MCP, the Master Control Program of the computer used by a high-tech corporation, rules as a god the microscopic world of the computer "he" is in and has large ambitions in the macroscopic world: our world in the very near future. He is opposed by TRON (a personified security program) and TRON's few allies among the programs run by MCP. Flynn, a human user of the computer, helps TRON destroy MCP after Flynn is "digitalized" by MCP and taken into the microscopic world to die in gladiatorial video games. Note the implied theme of computer takeover and the more explicit theme of the computer as god. Cf. and contrast S. Lem, "The Experiment," and J. Sladek, The Müller-Fokker Effect (both cited under Fiction). Note very well a concept crucial for W. Gibson's cyberpunk works: cyberSPACE (our emphasis) as a realm of adventure and, by implication, the computer screen as a new form of the portal to the realm of adventure. The use of computers in the prod. of TRON is discussed under both "Entertainment" and "Technology" in NEWSWEEK 5 July 1982: 58 f. Discussed by V. Sobchack in Screening Space[1], Chapter 4. Novelization by Brian Daley, Tron (New York: Del Rey-Ballantine, 1982). See also this Category, TRON: Legacy.

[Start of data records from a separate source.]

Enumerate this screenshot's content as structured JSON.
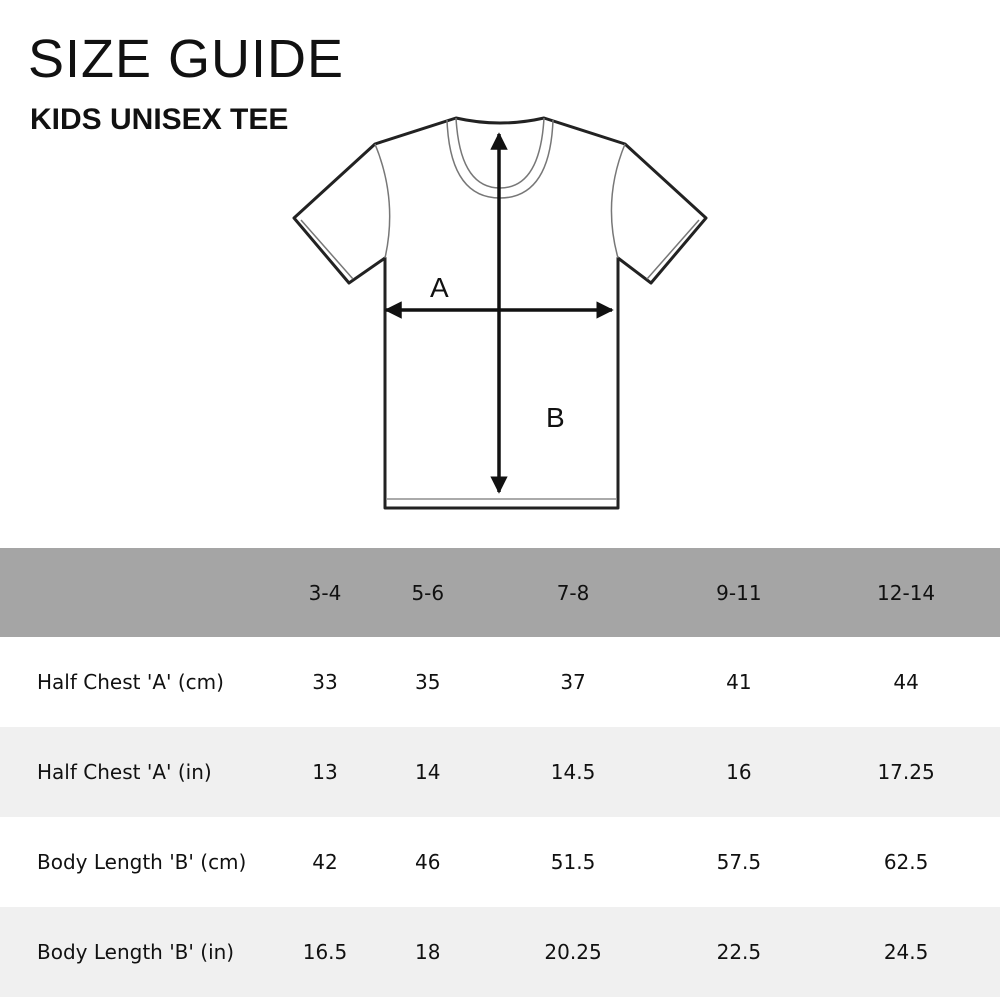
{
  "title": "SIZE GUIDE",
  "subtitle": "KIDS UNISEX TEE",
  "diagram": {
    "label_a": "A",
    "label_b": "B"
  },
  "table": {
    "columns": [
      "",
      "3-4",
      "5-6",
      "7-8",
      "9-11",
      "12-14"
    ],
    "rows": [
      {
        "label": "Half Chest  'A' (cm)",
        "values": [
          "33",
          "35",
          "37",
          "41",
          "44"
        ]
      },
      {
        "label": "Half Chest 'A' (in)",
        "values": [
          "13",
          "14",
          "14.5",
          "16",
          "17.25"
        ]
      },
      {
        "label": "Body Length  'B' (cm)",
        "values": [
          "42",
          "46",
          "51.5",
          "57.5",
          "62.5"
        ]
      },
      {
        "label": "Body Length  'B' (in)",
        "values": [
          "16.5",
          "18",
          "20.25",
          "22.5",
          "24.5"
        ]
      }
    ]
  },
  "colors": {
    "header_bg": "#a5a5a5",
    "alt_row_bg": "#f0f0f0"
  }
}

Discussed and contextualized by O. B. Hardison, Disappearing Through the Skylight: Culture and Technology in the Twentieth Century, § 4.24, pp. 224-25. See also Martin Fisher's "Digital Debut: TRON bridged the analog and cyber worlds, changing filmmaking forever" (allowing for how short a time "forever" can be in popular culture), Cinefantastique 35.2 (April/May 2003): 54-63.